Tim Lytle picture Tim Lytle · Dec 3, 2010 · Viewed 27k times · Source

I have a database of user submitted latitude/longitude points and am trying to group 'close' points together. 'Close' is relative, but for now it seems to ~500 feet.

At first it seemed I could just group by rows that have the same latitude/longitude for the first 3 decimal places (roughly a 300x300 box, understanding that it changes as you move away from the equator).

However, that method seems to be quite lacking. 'Closeness' can't be significantly different than the distance each decimal place represents. It doesn't take into account that two locations may have different digits in the 3rd (or any) decimal place, but still be within the distance that place represents (33.1239 and 33.1240).

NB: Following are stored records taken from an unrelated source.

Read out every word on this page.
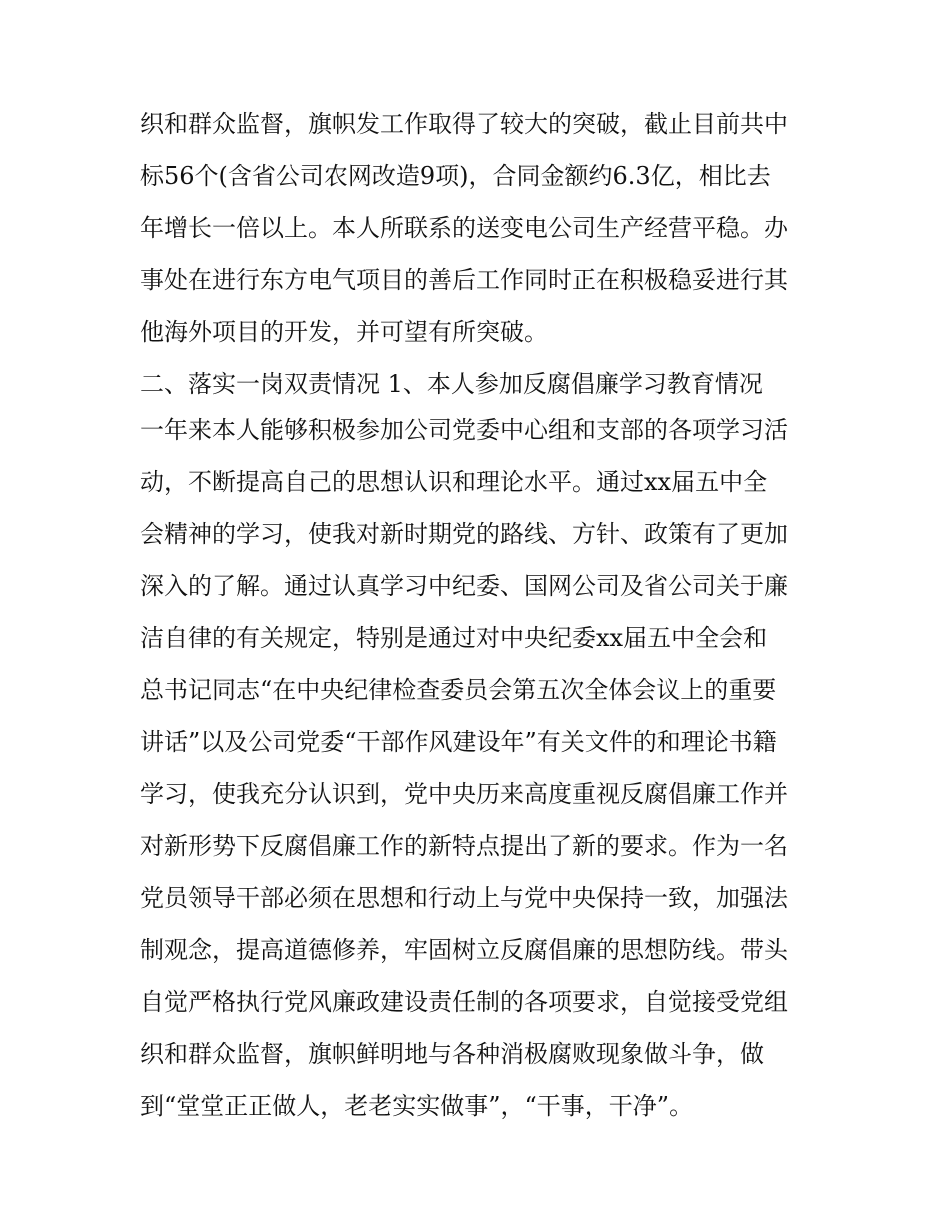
织和群众监督，旗帜发工作取得了较大的突破，截止目前共中
标56个(含省公司农网改造9项)，合同金额约6.3亿，相比去
年增长一倍以上。本人所联系的送变电公司生产经营平稳。办
事处在进行东方电气项目的善后工作同时正在积极稳妥进行其
他海外项目的开发，并可望有所突破。
二、落实一岗双责情况 1、本人参加反腐倡廉学习教育情况
一年来本人能够积极参加公司党委中心组和支部的各项学习活
动，不断提高自己的思想认识和理论水平。通过xx届五中全
会精神的学习，使我对新时期党的路线、方针、政策有了更加
深入的了解。通过认真学习中纪委、国网公司及省公司关于廉
洁自律的有关规定，特别是通过对中央纪委xx届五中全会和
总书记同志“在中央纪律检查委员会第五次全体会议上的重要
讲话”以及公司党委“干部作风建设年”有关文件的和理论书籍
学习，使我充分认识到，党中央历来高度重视反腐倡廉工作并
对新形势下反腐倡廉工作的新特点提出了新的要求。作为一名
党员领导干部必须在思想和行动上与党中央保持一致，加强法
制观念，提高道德修养，牢固树立反腐倡廉的思想防线。带头
自觉严格执行党风廉政建设责任制的各项要求，自觉接受党组
织和群众监督，旗帜鲜明地与各种消极腐败现象做斗争，做
到“堂堂正正做人，老老实实做事”，“干事，干净”。
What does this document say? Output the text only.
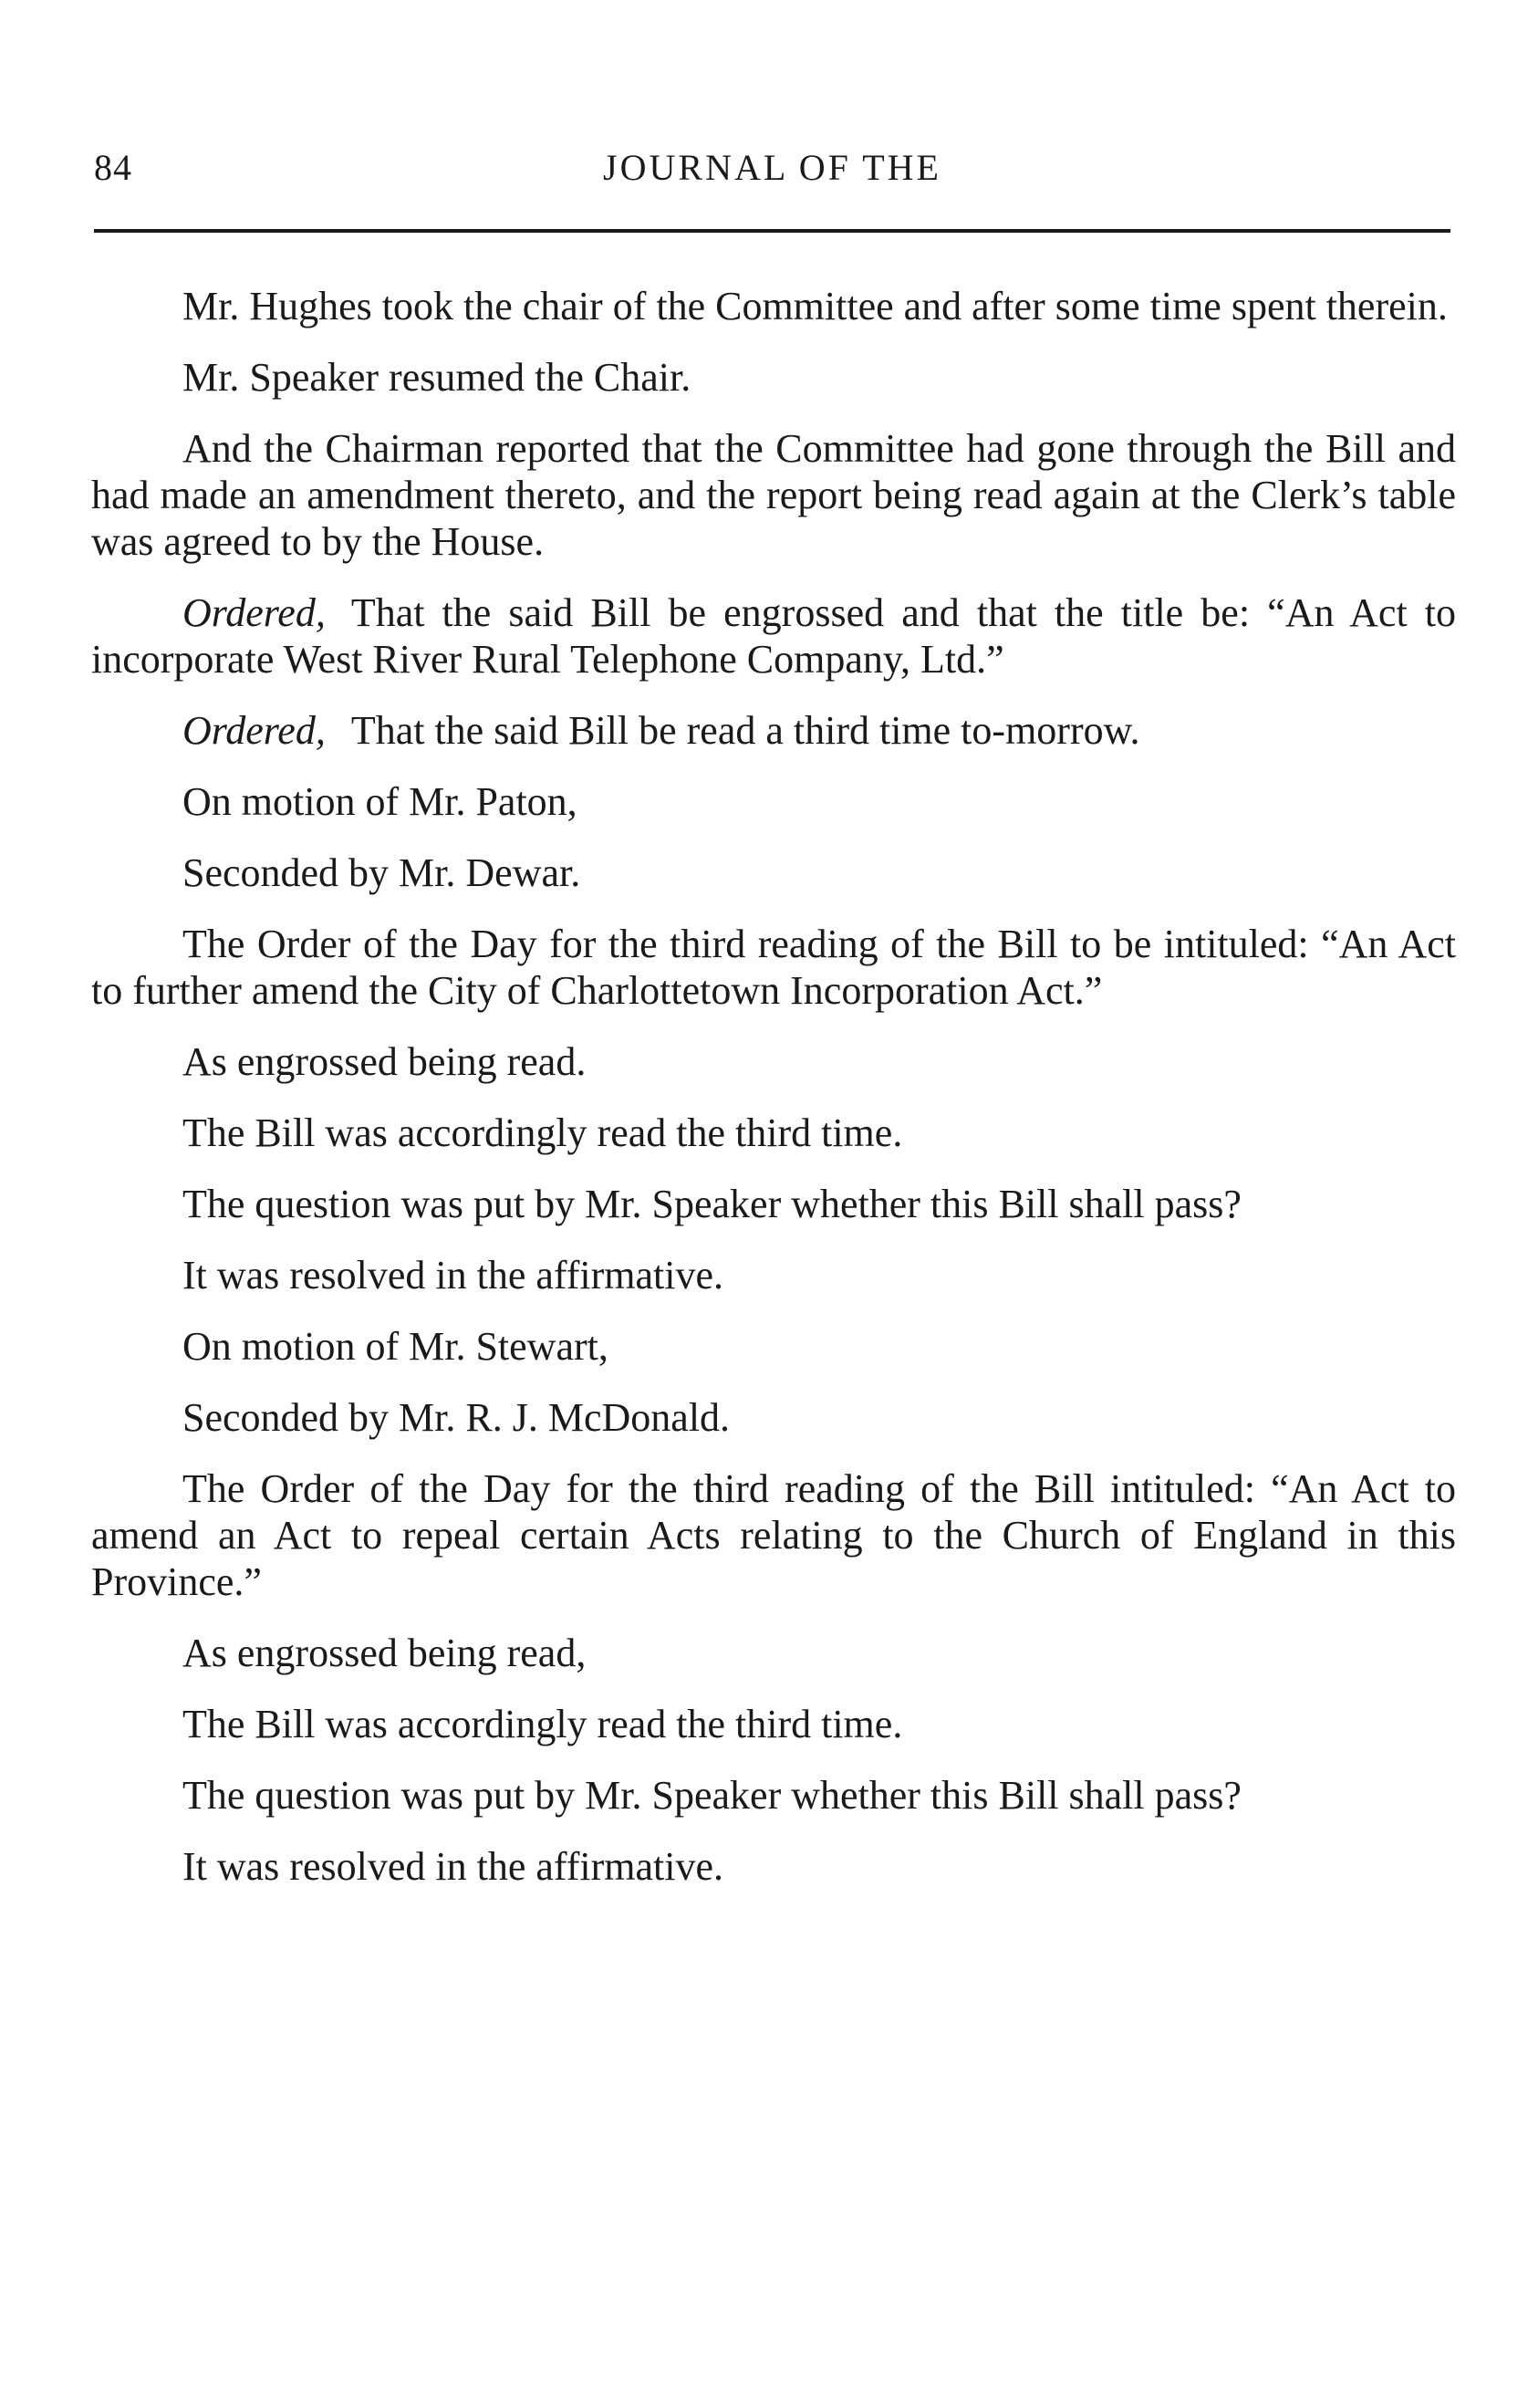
84	JOURNAL OF THE

Mr. Hughes took the chair of the Committee and after some time spent therein.

Mr. Speaker resumed the Chair.

And the Chairman reported that the Committee had gone through the Bill and had made an amendment thereto, and the report being read again at the Clerk’s table was agreed to by the House.

Ordered, That the said Bill be engrossed and that the title be: “An Act to incorporate West River Rural Telephone Company, Ltd.”

Ordered, That the said Bill be read a third time to-morrow.

On motion of Mr. Paton,

Seconded by Mr. Dewar.

The Order of the Day for the third reading of the Bill to be intituled: “An Act to further amend the City of Charlottetown Incorporation Act.”

As engrossed being read.

The Bill was accordingly read the third time.

The question was put by Mr. Speaker whether this Bill shall pass?

It was resolved in the affirmative.

On motion of Mr. Stewart,

Seconded by Mr. R. J. McDonald.

The Order of the Day for the third reading of the Bill intituled: “An Act to amend an Act to repeal certain Acts relating to the Church of England in this Province.”

As engrossed being read,

The Bill was accordingly read the third time.

The question was put by Mr. Speaker whether this Bill shall pass?

It was resolved in the affirmative.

I've also mulled over the situation where Point A, and Point C are both 'close' to Point B (but not each other) - should they be grouped together? If so, what happens when Point D is 'close' to point C (and no other points) - should it be grouped as well. Certainly I have to determine the desired behavior, but how would either be implemented?

Can anyone point me in the right direction as to how this can be done and what different methods/approaches can be used?

I feel a bit like I'm missing something obvious.

Currently the data is an a MySQL database, use by a PHP application; however, I'm open to other storage methods if they're a key part in accomplishing this. here.

Answer

eykanal picture eykanal · Dec 3, 2010

There are a number of ways of determining the distance between two points, but for plotting points on a 2-D graph you probably want the Euclidean distance. If (x1, y1) represents your first point and (x2, y2) represents your second, the distance is

d = sqrt( (x2-x1)^2 + (y2-y1)^2 )

Regarding grouping, you may want to use some sort of 2-D mean to determine how "close" things are to each other. For example, if you have three points, (x1, y1), (x2, y2), (x3, y3), you can find the center of these three points by simple averaging:

x(mean) = (x1+x2+x3)/3
y(mean) = (y1+y2+y3)/3

You can then see how close each is to the center to determine whether it should be part of the "cluster".


There are a number of ways one can define clusters, all of which use some variant of a clustering algorithm. I'm in a rush now and don't have time to summarize, but check out the link and the algorithms, and hopefully other people will be able to provide more detail. Good luck!